Petra Vaelma

Personal information
- Full name: Petra Pauliina Vaelma
- Date of birth: 11 May 1982 (age 43)
- Place of birth: Turku, Finland
- Height: 1.71 m (5 ft 7 in)
- Position: Defender

Senior career*
- Years: Team / Apps / (Gls)
- TPS
- Pyrkivä
- 2001–2006: Pietarsaari
- 2006: Bälinge
- 2007: Eskilstuna
- 2008: Umeå Södra / 21 / (0)
- 2009–2013: Klepp

International career
- 1999–2011: Finland / 93 / (0)

= Petra Vaelma =

Finnish footballer (born 1982)

Petra Pauliina Vaelma (born 11 May 1982) is a Finnish former football defender who most recently played for Klepp IL of the Norwegian Toppserien.
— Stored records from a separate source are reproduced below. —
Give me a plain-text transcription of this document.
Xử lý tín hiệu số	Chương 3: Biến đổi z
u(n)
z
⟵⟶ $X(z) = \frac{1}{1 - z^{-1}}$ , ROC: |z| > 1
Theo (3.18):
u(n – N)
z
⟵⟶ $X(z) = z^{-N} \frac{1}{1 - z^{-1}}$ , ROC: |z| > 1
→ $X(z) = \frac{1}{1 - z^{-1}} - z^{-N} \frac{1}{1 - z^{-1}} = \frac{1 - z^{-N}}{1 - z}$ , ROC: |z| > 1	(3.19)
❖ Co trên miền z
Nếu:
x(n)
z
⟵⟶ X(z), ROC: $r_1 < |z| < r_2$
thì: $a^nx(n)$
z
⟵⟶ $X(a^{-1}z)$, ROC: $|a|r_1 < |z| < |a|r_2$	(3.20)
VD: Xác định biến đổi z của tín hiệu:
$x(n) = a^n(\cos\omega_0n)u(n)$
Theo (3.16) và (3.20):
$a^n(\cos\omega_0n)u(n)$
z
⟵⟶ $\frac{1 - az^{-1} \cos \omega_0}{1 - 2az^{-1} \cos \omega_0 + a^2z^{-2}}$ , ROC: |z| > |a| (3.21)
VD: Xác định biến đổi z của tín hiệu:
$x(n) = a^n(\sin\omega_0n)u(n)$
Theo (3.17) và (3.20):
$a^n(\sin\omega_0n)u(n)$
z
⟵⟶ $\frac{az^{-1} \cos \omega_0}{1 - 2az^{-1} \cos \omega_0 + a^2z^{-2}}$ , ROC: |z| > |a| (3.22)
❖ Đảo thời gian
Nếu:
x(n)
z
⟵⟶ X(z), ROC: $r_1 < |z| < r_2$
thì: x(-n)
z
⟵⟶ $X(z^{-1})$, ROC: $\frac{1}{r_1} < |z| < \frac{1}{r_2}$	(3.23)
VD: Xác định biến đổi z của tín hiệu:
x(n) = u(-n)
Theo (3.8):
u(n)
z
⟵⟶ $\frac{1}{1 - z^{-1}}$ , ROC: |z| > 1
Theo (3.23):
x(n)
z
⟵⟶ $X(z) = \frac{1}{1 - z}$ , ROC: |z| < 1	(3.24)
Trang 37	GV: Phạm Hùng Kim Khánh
She previously played for United Pietarsaari in the Naisten Liiga, and Bälinge IF and Umeå Södra in the Swedish Damallsvenskan, also playing in the UEFA Women's Champions League with United Pietarsaari.

Since 1998 she was a member of the Finnish national team, playing in the 2005 and 2009 editions of the European Championships.

Vaelma retired from football after the 2013 season, but remained in Stavanger to work in a hotel.